Какой он у нас с тобой чудесный, горошинка! И какая я вдруг становлюсь ни с того ни с сего невыносимая!
Вот устроилась в кровати с кружкой чая и пишу. Буду думать о чем-нибудь приятном. О Тале. Так хочется увидеться с моей Талочкой! Хоть одна родная душа! Утром написала ей длинное письмо и в конце спросила про мужа: любишь? Счастлива?
А теперь думаю сама о себе, а что бы я ей ответила: люблю? Счастлива?
Да. Да.
Началась тридцатая неделя. Устаю ужасно.
Ехала в метро и вдруг взглянула на свои ноги – Боже, чьи это ноги там? Уставшие, некрасивые, отечные. Только теперь поняла, что имел в виду Андерсен своей Русалочкой, сменившей рыбий хвост на женские ноги. Вот и я теперь будто ступаю по ножам и иголкам. Тяжело ходить.
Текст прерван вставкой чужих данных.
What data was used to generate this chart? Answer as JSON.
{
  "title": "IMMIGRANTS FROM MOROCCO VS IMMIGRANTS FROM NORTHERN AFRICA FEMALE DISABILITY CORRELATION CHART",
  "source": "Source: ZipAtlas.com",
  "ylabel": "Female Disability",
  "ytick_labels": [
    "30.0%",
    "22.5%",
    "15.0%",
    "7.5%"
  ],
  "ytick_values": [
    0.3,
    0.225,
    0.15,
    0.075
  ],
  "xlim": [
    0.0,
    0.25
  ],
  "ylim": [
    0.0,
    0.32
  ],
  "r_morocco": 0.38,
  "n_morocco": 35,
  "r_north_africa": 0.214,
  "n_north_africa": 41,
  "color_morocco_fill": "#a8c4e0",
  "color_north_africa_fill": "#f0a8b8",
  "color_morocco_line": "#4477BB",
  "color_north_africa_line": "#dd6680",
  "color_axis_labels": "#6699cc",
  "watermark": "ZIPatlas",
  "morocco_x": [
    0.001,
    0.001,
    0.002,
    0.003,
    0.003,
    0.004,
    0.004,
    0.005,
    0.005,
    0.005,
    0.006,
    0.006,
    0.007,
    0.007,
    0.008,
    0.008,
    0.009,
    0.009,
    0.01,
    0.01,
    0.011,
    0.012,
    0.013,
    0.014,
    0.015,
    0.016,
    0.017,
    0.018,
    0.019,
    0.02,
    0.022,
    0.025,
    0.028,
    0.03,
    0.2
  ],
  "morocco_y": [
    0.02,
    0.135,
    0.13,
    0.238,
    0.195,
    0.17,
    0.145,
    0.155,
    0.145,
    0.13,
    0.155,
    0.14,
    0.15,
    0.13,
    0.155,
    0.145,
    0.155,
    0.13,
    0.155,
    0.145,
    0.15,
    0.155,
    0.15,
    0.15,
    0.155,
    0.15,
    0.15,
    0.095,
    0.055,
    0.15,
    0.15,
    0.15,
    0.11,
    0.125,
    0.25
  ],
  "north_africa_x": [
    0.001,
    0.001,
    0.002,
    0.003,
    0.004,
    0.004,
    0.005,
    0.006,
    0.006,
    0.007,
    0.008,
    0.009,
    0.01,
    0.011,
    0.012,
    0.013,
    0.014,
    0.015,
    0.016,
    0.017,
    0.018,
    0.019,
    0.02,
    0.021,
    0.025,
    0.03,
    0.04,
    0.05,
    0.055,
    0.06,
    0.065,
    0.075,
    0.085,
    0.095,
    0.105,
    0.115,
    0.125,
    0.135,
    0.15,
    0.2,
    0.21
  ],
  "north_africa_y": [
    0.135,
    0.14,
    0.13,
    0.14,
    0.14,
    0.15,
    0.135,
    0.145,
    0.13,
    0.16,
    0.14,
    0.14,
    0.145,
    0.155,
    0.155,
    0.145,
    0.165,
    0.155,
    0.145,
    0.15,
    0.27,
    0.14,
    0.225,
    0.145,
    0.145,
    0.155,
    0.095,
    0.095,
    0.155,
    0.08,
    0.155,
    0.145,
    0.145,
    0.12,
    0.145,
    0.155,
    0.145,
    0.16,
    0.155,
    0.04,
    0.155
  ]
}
В метро сегодня чуть не стало плохо. Парижское метро просто кошмарное. Белые кафли, как в ванной, и банный воздух. Совершенно нечем дышать. Выскочила на бульвар из распаренного нутра. Холод, ветер. Так и заболеть недолго.
Еле добрела до дома, разделась и легла. Отлежалась и стала рассматривать себя в зеркало.
Как я подурнела! Я так гордилась своей белой кожей! Что с ней происходит? Врач сказал, что это пройдет, что пигментация повышается у всех беременных. К черту всех! И пуп – все портящий пуп! Он почему-то стал высовываться наружу. Как будто мой живот кто-то накачивает, как мяч, через этот торчащий пуп.
Я стесняюсь своих изменений. Раньше всегда чувствовала в себе какую-то кошачью грациозность, а теперь кажется, что уже всю жизнь хожу, как пингвин. Так устала! Иногда кажется, я – неподъемное чудище! Скорей бы уже!
Иосиф, мой хороший, добрый Иосиф! Посадил на колени, прижал мою голову к своему плечу. Говорил, говорил… О моей внутренней красоте и особом свечении изнутри. Не верю, но стало легче.